Una metafora applicabile a questa “insiemistica regolativa” è quella del rapporto tra l’anzianità umana anche estrema e la gioventù umana anche estrema, laddove si consideri come la cosiddetta “saggezza della vecchiaia” si esprima meglio solo in quanto assorbente le fasi precedenti, messe tra loro in relazione e quindi con una compiuta consapevolezza della radice logica delle loro relazioni.

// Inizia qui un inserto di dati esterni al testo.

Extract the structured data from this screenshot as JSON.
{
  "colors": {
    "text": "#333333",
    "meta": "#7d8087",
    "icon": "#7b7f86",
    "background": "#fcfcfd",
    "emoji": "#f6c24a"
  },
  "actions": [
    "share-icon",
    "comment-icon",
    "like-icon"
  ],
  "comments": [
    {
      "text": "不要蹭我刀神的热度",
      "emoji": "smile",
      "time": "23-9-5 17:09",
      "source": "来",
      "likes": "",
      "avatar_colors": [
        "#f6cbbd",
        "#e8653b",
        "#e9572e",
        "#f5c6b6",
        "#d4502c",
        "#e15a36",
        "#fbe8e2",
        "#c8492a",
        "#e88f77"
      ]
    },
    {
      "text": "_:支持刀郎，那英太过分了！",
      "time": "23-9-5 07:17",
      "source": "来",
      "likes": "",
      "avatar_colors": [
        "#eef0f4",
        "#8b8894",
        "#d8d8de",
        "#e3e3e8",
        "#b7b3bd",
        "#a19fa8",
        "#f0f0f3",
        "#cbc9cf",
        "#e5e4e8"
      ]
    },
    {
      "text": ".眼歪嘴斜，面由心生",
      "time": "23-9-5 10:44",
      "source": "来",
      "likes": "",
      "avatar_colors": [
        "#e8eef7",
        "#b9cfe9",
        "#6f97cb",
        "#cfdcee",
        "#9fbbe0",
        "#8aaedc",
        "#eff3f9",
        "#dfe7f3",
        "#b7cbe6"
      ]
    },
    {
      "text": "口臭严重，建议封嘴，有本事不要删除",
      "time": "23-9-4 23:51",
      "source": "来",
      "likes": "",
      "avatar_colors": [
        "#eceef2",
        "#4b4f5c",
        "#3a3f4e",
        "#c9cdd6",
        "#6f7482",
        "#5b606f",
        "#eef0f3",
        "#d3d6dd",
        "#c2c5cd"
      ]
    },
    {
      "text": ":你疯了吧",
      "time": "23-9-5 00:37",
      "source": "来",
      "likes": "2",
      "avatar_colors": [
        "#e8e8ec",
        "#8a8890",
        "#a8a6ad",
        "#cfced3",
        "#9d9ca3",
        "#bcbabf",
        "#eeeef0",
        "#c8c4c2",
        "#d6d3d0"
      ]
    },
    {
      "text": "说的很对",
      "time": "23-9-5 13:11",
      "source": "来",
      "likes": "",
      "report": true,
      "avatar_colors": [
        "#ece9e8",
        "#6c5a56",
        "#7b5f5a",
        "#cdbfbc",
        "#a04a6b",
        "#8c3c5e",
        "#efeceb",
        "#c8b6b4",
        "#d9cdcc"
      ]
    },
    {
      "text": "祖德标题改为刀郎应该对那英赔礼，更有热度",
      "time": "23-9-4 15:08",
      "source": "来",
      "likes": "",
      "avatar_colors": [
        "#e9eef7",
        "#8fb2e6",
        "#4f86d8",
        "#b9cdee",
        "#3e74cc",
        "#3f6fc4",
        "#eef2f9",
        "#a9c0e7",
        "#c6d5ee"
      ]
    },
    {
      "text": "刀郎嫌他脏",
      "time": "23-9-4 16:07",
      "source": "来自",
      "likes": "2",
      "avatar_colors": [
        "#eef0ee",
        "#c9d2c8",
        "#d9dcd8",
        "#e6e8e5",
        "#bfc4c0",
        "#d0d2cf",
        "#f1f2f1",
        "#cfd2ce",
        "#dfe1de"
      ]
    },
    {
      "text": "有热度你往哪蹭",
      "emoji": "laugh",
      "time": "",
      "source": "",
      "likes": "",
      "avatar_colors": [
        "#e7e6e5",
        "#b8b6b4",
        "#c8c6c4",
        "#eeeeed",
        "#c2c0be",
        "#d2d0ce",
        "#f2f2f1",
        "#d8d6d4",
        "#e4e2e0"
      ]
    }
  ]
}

Anzi logico-genetica, quindi assieme filogenetica, di evoluzione di specie, e ontogenetica, di individuale evoluzione prendibile a modello; ossia che tenga conto in maniera adeguata della centralità dell’essere umano in termini di maturità di acquisizioni rispetto le fasi precedenti di minor consapevolezza e le fasi successive di tendenza all’affievolimento delle facoltà mentali nonché più genericamente fisiologiche. Il che corrisponde al criterio detto del principio di centralità del realismo percettivo della vox humana.

Mentre il principio di ottavizzazione, o prossimità caratterialefisiognomica, meglio corrisponde alla qualità di una consapevolezza che proceda per vicinanze temporali di dati storico-cronologici. E il principio della riequilibrazione della distanza attraverso il riempimento dello spettro sonoro corrisponderebbe ad un riequilibrio di quella consapevolezza di relazione tra le incompiute fasi storico-cronologiche rispetto tale compiuta necessità di loro coerente tempor(al)izzazione. Se si considerano poi i fattori di assorbenza e radicamento verso il grave e di vaganza e dispersività armonica verso l’acuto, l’anzianità in termini di saggezza si prospetta come una acquisizione proiettata verso la radice stessa delle … applicazioni sonore: in una chiave simbolica antropomorfizzante della sonorità musicalmente organizzata e rivissuta all’interno di un impianto teorico di acquisizioni multi-epocali, risalenti a livelli ancestrali; ancestrali in quanto presumibilmente originari e tuttavia mai dismessi poiché sempre implicati in ogni evoluzione trasformativa della conoscenza. E dunque, per unificante metafora, di una “armonia” che si faccia assieme varianza e ricchezza timbrica e subito appresso consapevolezza aggregativa e compiuto equilibrio. E il gioco di equilibrio, squilibrio e riequilibrio non è, nella sua estrema ricchezza propositiva, la sintesi motrice e motivazionale delle vicende umane, e dunque della vita stessa?